Opinion
No. 13-81-006-CR No. 1994 CR
January 27, 1983.
Appeal from the 214th District Court, Nueces County, Norman L. Utter, J.
Sam A. Westergren, Jr., Corpus Christi, for appellant.
Wm. B. Mobley, Jr., Dist. Atty., Corpus Christi, for appellee.
Before BISSETT, YOUNG and KENNEDY, JJ.
OPINION
A Nueces County jury found Clark Couteau guilty of delivery of cocaine. The trial court assessed punishment at imprisonment for ten years probated.
On March 10, 1978, the grand jury of Nueces County indicted appellant for delivery of cocaine. The indictment did not describe the drug any further. The appellant now complains that this method of charging was fundamental error. We agree.

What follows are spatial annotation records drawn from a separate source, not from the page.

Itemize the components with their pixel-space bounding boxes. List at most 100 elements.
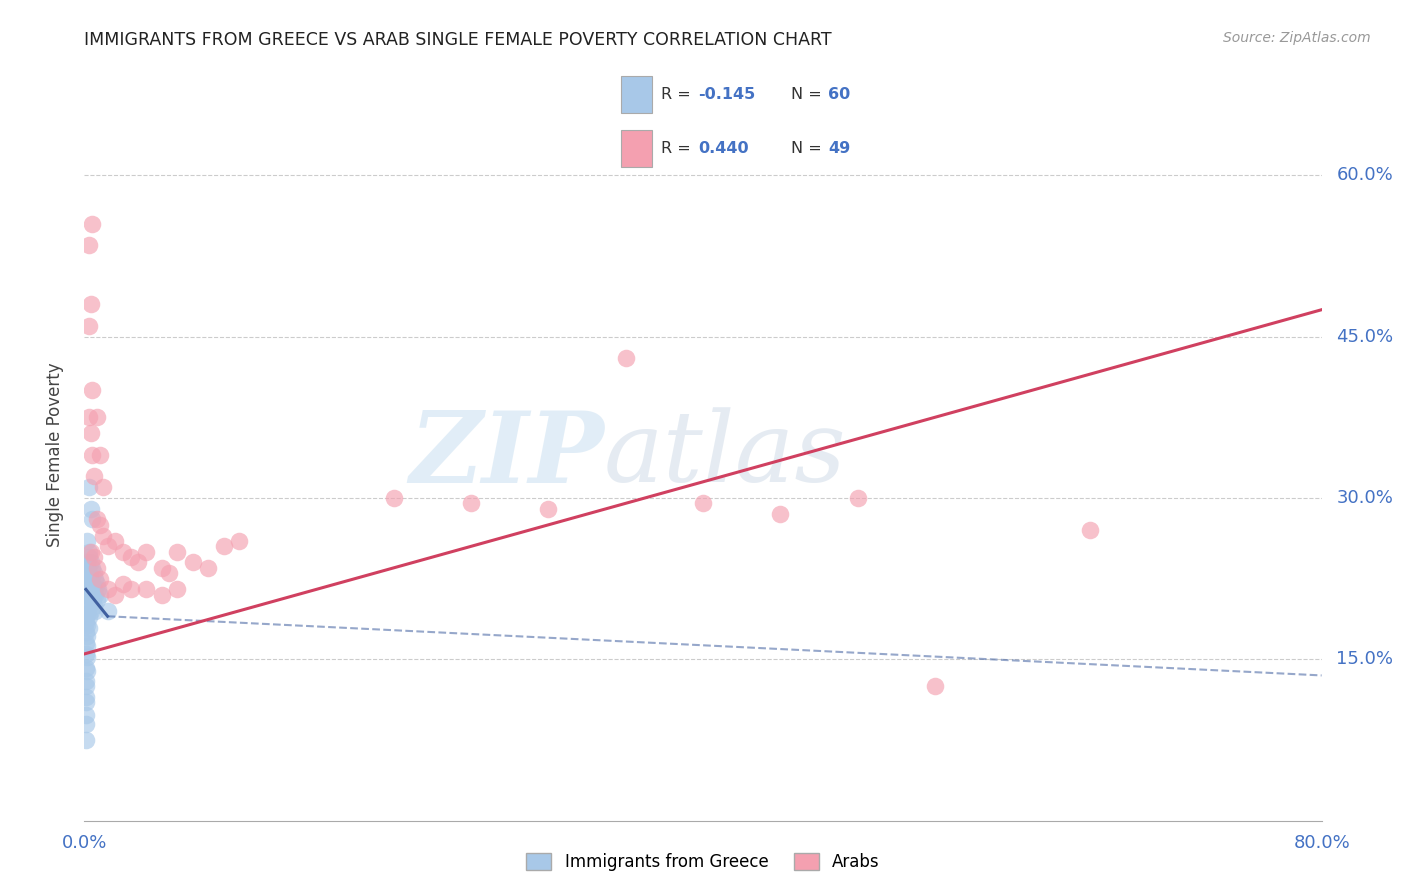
- Point: [77, 545, 100, 559]
- Point: [104, 588, 127, 602]
- Point: [75, 572, 97, 586]
- Point: [79, 501, 101, 516]
- Point: [159, 566, 180, 581]
- Point: [86, 593, 108, 607]
- Point: [75, 647, 97, 661]
- Point: [84, 572, 107, 586]
- Point: [77, 599, 100, 613]
- Point: [79, 556, 101, 570]
- Point: [96, 582, 118, 597]
- Text: 30.0%: 30.0%: [1337, 489, 1393, 507]
- Point: [1078, 523, 1101, 537]
- Y-axis label: Single Female Poverty: Single Female Poverty: [45, 363, 63, 547]
- Point: [76, 577, 98, 591]
- Point: [75, 661, 97, 675]
- Point: [75, 625, 97, 640]
- Point: [89, 517, 111, 532]
- Point: [692, 496, 714, 510]
- Point: [166, 582, 188, 597]
- Point: [460, 496, 482, 510]
- Text: N =: N =: [792, 87, 827, 103]
- Point: [89, 572, 111, 586]
- Point: [212, 539, 235, 553]
- Point: [82, 512, 104, 526]
- Point: [127, 556, 149, 570]
- Text: ZIP: ZIP: [409, 407, 605, 503]
- Point: [135, 582, 157, 597]
- Point: [86, 512, 108, 526]
- Point: [77, 480, 100, 494]
- Point: [79, 604, 101, 618]
- Point: [79, 588, 101, 602]
- Point: [77, 410, 100, 425]
- Point: [79, 297, 101, 311]
- Point: [112, 577, 135, 591]
- Text: 60.0%: 60.0%: [1337, 166, 1393, 185]
- Point: [75, 604, 97, 618]
- Point: [76, 593, 98, 607]
- Point: [76, 607, 98, 621]
- Point: [75, 636, 97, 650]
- Point: [86, 410, 108, 425]
- Point: [83, 582, 105, 597]
- Point: [75, 733, 97, 747]
- Point: [91, 480, 114, 494]
- Point: [82, 593, 104, 607]
- Point: [82, 384, 104, 398]
- Point: [924, 679, 946, 693]
- Point: [120, 550, 142, 565]
- Point: [76, 533, 98, 548]
- Point: [382, 491, 405, 505]
- Point: [846, 491, 869, 505]
- Point: [82, 577, 104, 591]
- Point: [76, 650, 98, 665]
- Point: [77, 566, 100, 581]
- Point: [83, 469, 105, 483]
- Point: [79, 545, 101, 559]
- Point: [104, 533, 127, 548]
- Text: 49: 49: [828, 141, 851, 156]
- Point: [82, 593, 104, 607]
- Point: [197, 561, 219, 575]
- Point: [76, 556, 98, 570]
- Point: [75, 716, 97, 731]
- Point: [75, 679, 97, 693]
- Point: [79, 588, 101, 602]
- Point: [150, 561, 173, 575]
- FancyBboxPatch shape: [621, 77, 652, 113]
- Point: [77, 550, 100, 565]
- Point: [84, 588, 107, 602]
- Point: [77, 582, 100, 597]
- Point: [79, 572, 101, 586]
- Point: [84, 604, 107, 618]
- Point: [89, 448, 111, 462]
- Point: [150, 588, 173, 602]
- Point: [181, 556, 204, 570]
- Point: [77, 621, 100, 635]
- Point: [120, 582, 142, 597]
- Point: [83, 599, 105, 613]
- Point: [76, 629, 98, 643]
- Text: 15.0%: 15.0%: [1337, 650, 1393, 668]
- Text: N =: N =: [792, 141, 827, 156]
- Point: [77, 610, 100, 624]
- Text: R =: R =: [661, 87, 696, 103]
- Point: [75, 615, 97, 629]
- Point: [77, 582, 100, 597]
- Text: R =: R =: [661, 141, 696, 156]
- Point: [83, 566, 105, 581]
- Point: [79, 426, 101, 441]
- Point: [77, 238, 100, 252]
- Point: [75, 690, 97, 704]
- Text: 45.0%: 45.0%: [1337, 327, 1393, 345]
- Point: [769, 507, 792, 521]
- Point: [76, 640, 98, 654]
- Text: -0.145: -0.145: [699, 87, 755, 103]
- Point: [91, 528, 114, 542]
- Point: [76, 618, 98, 632]
- Legend: Immigrants from Greece, Arabs: Immigrants from Greece, Arabs: [520, 847, 886, 878]
- Point: [537, 501, 560, 516]
- Point: [77, 318, 100, 333]
- Point: [76, 561, 98, 575]
- Point: [228, 533, 250, 548]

Tex.Rev.Civ.Stat.Ann. Art. 4476-15 § 4.02, prior to its amendment in 1979, did not include cocaine among its list of controlled substances. But, a chemical description of cocaine did appear in the statute. The Court of Criminal Appeals has held that a charging instrument must include that description in order to properly allege an essential element of the offense. Crowl v. State, 611 S.W.2d 59, 60-61 (Tex.Cr.App. 1981). Since there was no such description in this case, we must reverse.
The judgment of the trial court is reversed, and the indictment is ordered dismissed.